Re: Find Dimensions of a Log

If the log is perfectly cylindrical, then the largest square will have a diagonal that's the same length as the diameter of your circular cross section.

Since it's a square, the side lengths will be the same (x). Then we have by Pythagoras

$\displaystyle \displaystyle \begin{align*} x^2 + x^2 &= 40^2 \\ 2x^2 &= 1600 \\ x^2 &= 800 \\ x &= \sqrt{800} \\ x &= 20\sqrt{2} \end{align*}$

So the dimensions of the largest square will be $\displaystyle \displaystyle \begin{align*} 20\sqrt{2} \times 20\sqrt{2} \end{align*}$.

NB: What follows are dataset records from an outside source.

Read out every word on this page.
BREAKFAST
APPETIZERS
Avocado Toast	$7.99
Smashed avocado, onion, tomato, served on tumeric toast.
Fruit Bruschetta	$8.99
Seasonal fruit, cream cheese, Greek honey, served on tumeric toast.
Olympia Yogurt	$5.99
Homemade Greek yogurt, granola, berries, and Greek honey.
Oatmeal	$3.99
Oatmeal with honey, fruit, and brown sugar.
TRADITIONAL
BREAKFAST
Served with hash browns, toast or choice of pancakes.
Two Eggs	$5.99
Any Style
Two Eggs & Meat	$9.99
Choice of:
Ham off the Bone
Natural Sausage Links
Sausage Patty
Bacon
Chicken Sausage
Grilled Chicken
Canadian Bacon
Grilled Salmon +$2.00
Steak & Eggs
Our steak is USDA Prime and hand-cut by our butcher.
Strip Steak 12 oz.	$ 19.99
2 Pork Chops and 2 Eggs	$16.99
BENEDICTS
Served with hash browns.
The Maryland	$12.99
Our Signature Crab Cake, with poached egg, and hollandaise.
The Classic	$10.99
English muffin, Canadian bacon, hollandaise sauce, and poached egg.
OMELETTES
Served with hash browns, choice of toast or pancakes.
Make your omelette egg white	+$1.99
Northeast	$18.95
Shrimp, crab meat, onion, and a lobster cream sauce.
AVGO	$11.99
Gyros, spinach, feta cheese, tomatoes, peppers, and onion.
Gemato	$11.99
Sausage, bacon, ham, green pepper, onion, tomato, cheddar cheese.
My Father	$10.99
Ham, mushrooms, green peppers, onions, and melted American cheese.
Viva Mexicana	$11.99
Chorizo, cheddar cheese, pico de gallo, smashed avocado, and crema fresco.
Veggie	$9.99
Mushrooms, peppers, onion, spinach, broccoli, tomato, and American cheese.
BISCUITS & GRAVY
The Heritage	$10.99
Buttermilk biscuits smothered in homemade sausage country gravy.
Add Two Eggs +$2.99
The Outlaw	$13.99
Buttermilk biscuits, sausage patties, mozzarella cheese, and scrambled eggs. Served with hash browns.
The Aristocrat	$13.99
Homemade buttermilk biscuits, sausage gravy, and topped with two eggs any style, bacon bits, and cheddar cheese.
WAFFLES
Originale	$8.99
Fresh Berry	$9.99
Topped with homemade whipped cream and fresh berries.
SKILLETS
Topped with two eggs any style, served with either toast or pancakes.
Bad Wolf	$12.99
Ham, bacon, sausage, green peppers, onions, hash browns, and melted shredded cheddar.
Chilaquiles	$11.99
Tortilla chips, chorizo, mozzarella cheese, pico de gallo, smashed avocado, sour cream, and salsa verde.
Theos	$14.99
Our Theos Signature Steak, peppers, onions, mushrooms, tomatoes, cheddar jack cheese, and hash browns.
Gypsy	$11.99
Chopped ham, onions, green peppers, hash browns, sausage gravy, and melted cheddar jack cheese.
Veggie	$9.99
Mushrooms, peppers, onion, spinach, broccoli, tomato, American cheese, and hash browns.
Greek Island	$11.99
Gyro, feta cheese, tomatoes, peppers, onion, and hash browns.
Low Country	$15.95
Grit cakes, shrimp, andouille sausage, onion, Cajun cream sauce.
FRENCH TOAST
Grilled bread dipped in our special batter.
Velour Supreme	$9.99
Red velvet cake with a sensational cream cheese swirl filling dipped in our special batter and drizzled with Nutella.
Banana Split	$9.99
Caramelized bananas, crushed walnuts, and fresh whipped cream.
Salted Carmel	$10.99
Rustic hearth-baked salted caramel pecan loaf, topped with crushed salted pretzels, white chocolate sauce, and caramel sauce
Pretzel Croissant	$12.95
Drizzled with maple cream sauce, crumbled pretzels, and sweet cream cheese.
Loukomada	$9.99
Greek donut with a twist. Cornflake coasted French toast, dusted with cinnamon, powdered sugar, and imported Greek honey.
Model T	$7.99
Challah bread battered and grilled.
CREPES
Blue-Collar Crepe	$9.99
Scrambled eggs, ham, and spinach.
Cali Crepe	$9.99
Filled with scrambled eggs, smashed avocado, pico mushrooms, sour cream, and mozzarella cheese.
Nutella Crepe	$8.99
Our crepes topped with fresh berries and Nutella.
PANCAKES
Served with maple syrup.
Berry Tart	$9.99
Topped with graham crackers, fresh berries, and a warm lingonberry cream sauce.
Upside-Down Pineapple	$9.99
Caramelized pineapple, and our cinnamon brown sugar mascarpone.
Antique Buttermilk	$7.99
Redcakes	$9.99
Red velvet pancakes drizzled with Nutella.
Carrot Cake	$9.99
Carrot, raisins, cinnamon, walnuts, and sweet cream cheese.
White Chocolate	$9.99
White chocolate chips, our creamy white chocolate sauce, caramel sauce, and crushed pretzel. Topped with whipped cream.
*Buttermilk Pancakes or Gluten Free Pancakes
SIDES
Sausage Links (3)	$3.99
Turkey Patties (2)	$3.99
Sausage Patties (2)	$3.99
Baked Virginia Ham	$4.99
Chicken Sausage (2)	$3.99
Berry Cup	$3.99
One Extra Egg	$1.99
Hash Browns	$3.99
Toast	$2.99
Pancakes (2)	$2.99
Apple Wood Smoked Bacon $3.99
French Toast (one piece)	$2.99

Re: Find Dimensions of a Log

This exactly what I did in the beginning and used the diagonal of 40cm to make a right-angled triangle...but this gives x= 28.3cm not 33.9cm

Re: Find Dimensions of a Log

Then the answer you have been given is wrong.

Re: Find Dimensions of a Log

Hello, BobBali!

Quote:

This exactly what I did in the beginning

and used the diagonal of 40cm to make a right-angled triangle.

But this gives x= 28.3cm, not 33.9cm

Is there a typo?

Their answer works if the diameter is 48 cm.